Okay, so maybe this means I am at a new (good?) place in my life where food IS just food, it does NOT mean anything else to me anymore. Hey, I have wished for that to happen. It's a good thing, in a way. But I have been coping with it in two different ways:
1) At first, I didn't know what was happening. I didn't like it. What?? Eating this ice cream does nothing for me??? I better try it again. Maybe a bag of M&M's will do it. No? Maybe some Belgian chocolate then... how about some chips?? Why is nothing working??
2) And then, when I realized that my food has become just FOOD, I had to sit down and figure out how to get in the correct amount of nutrition without having to constantly force feed myself stuff I don't care about.
One of the nice things about being on Medifast is that I can just drink a shake and be done with it. I don't have to care about it, think about it, interact with it, or anything. I just drink it. Nourished. Done. However I have been struggling with the whole "Lean and Green" meal thing because I have to prepare my meat/protein, my healthy fats, and my vegetables every day and NOTHING sounds good anymore! So what I ended up doing is buying a whole lot of plain, nonfat Greek yogurt and large bags of fresh baby spinach. Twelve ounces of Greek yogurt is a "Leanest" portion and 3 cups of baby spinach is a Green. I can add the Greek yogurt and the spinach to my Medifast shakes. I can also add spinach to my Medifast scrambled eggs or soups. Or I can eat the Greek yogurt in a bowl, plain or with Splenda, with Barlean's fish oil stirred in for the healthy fat. (I know fish oil in yogurt sounds gross, but Barleans comes in lots of flavors and trust me, does NOT taste fishy! I love it). So right now there is pretty much no prep, no shopping, no thinking. I just have my yogurt and spinach and Medifast meals and feel fine.
I do worry how this is going to work when I switch back to whole foods, though. I mean, if I don't "get" anything out of food (except nutrition), how am I going to decide what to eat?
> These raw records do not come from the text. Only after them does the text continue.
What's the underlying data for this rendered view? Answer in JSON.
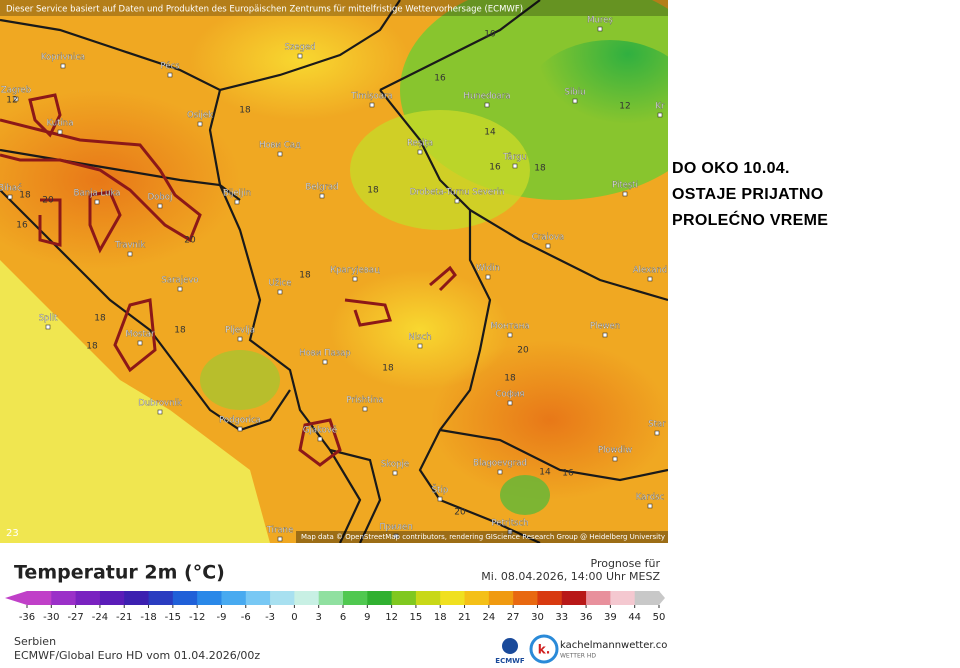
{
  "header": {
    "attribution": "Dieser Service basiert auf Daten und Produkten des Europäischen Zentrums für mittelfristige Wettervorhersage (ECMWF)"
  },
  "map": {
    "cities": [
      "Koprivnica",
      "Pécs",
      "Szeged",
      "Zagreb",
      "Osijek",
      "Kutina",
      "Нови Сад",
      "Timișoara",
      "Hunedoara",
      "Sibiu",
      "Mureș",
      "Reșița",
      "Târgu",
      "Banja Luka",
      "Doboj",
      "Bijeljin",
      "Belgrad",
      "Drobeta-Turnu Severin",
      "Pitești",
      "Bihać",
      "Travnik",
      "Craiova",
      "Sarajevo",
      "Крагујевац",
      "Užice",
      "Widin",
      "Alexand",
      "Split",
      "Mostar",
      "Pljevlja",
      "Nisch",
      "Монтана",
      "Plewen",
      "Нови Пазар",
      "Dubrovnik",
      "Podgorica",
      "Prishtina",
      "София",
      "Gjakovë",
      "Skopje",
      "Blagoevgrad",
      "Plowdiw",
      "Star",
      "Štip",
      "Kardsc",
      "Tirane",
      "Прилеп",
      "Petritsch",
      "Kr"
    ],
    "contour_labels": [
      "18",
      "16",
      "10",
      "12",
      "14",
      "16",
      "18",
      "18",
      "18",
      "20",
      "18",
      "20",
      "18",
      "18",
      "18",
      "18",
      "20",
      "16",
      "18",
      "14",
      "16",
      "20",
      "12"
    ],
    "corner_label": "23",
    "credits": "Map data © OpenStreetMap contributors, rendering GIScience Research Group @ Heidelberg University"
  },
  "annotation": {
    "lines": [
      "DO OKO 10.04.",
      "OSTAJE PRIJATNO",
      "PROLEĆNO VREME"
    ]
  },
  "legend": {
    "title": "Temperatur 2m (°C)",
    "ticks": [
      -36,
      -30,
      -27,
      -24,
      -21,
      -18,
      -15,
      -12,
      -9,
      -6,
      -3,
      0,
      3,
      6,
      9,
      12,
      15,
      18,
      21,
      24,
      27,
      30,
      33,
      36,
      39,
      44,
      50
    ],
    "colors": [
      "#c040c8",
      "#9b30c8",
      "#7a22c0",
      "#5a1cb8",
      "#3c20b0",
      "#2a3cc0",
      "#2060d8",
      "#2a88e8",
      "#48aaf0",
      "#78c8f4",
      "#a8e0f0",
      "#c8f0e4",
      "#90e0a0",
      "#50c850",
      "#30b030",
      "#80c820",
      "#c8d818",
      "#f0e020",
      "#f4c018",
      "#f09a10",
      "#e86810",
      "#d83a10",
      "#b81818",
      "#e8909c",
      "#f4c8d0",
      "#c8c8c8"
    ]
  },
  "forecast": {
    "label": "Prognose für",
    "time": "Mi. 08.04.2026, 14:00 Uhr MESZ"
  },
  "footer": {
    "region": "Serbien",
    "model": "ECMWF/Global Euro HD vom  01.04.2026/00z",
    "ecmwf": "ECMWF",
    "brand": "kachelmannwetter.com",
    "brand_sub": "WETTER HD"
  }
}
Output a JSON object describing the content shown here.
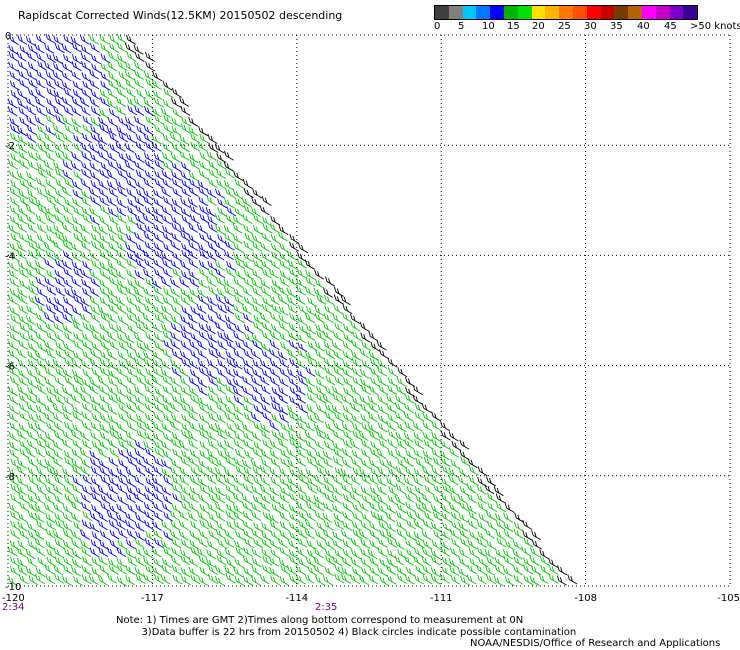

Medifast has a Transition plan that is very detailed, but if it says "3 vegetable servings and one lean protein" for lunch, or "one fruit serving and one dairy serving" for snacks, that still means I have to think, plan, decide, eat. I don't want to trigger myself back into food obsession. I am pretty nervous about how I am going to eat for the rest of my life. Whole foods? Yes. But the actual mechanics? More complex. I figure if all else fails I can keep having Greek yogurt, hard boil a dozen eggs and keep them in the fridge with light string cheese, and make my own protein shakes with spinach in them. I can have nuts and seeds and maybe some grains but it is the whole measure/count/figure out thing that I hate... that I burned out on after two years of blogging and losing 64 pounds.
I think if I can just find and list 3 or 4 breakfasts, lunches, and dinners I enjoy (and a couple of snacks), and just stick with those, that will make the choosing and simplicity doable. We'll see.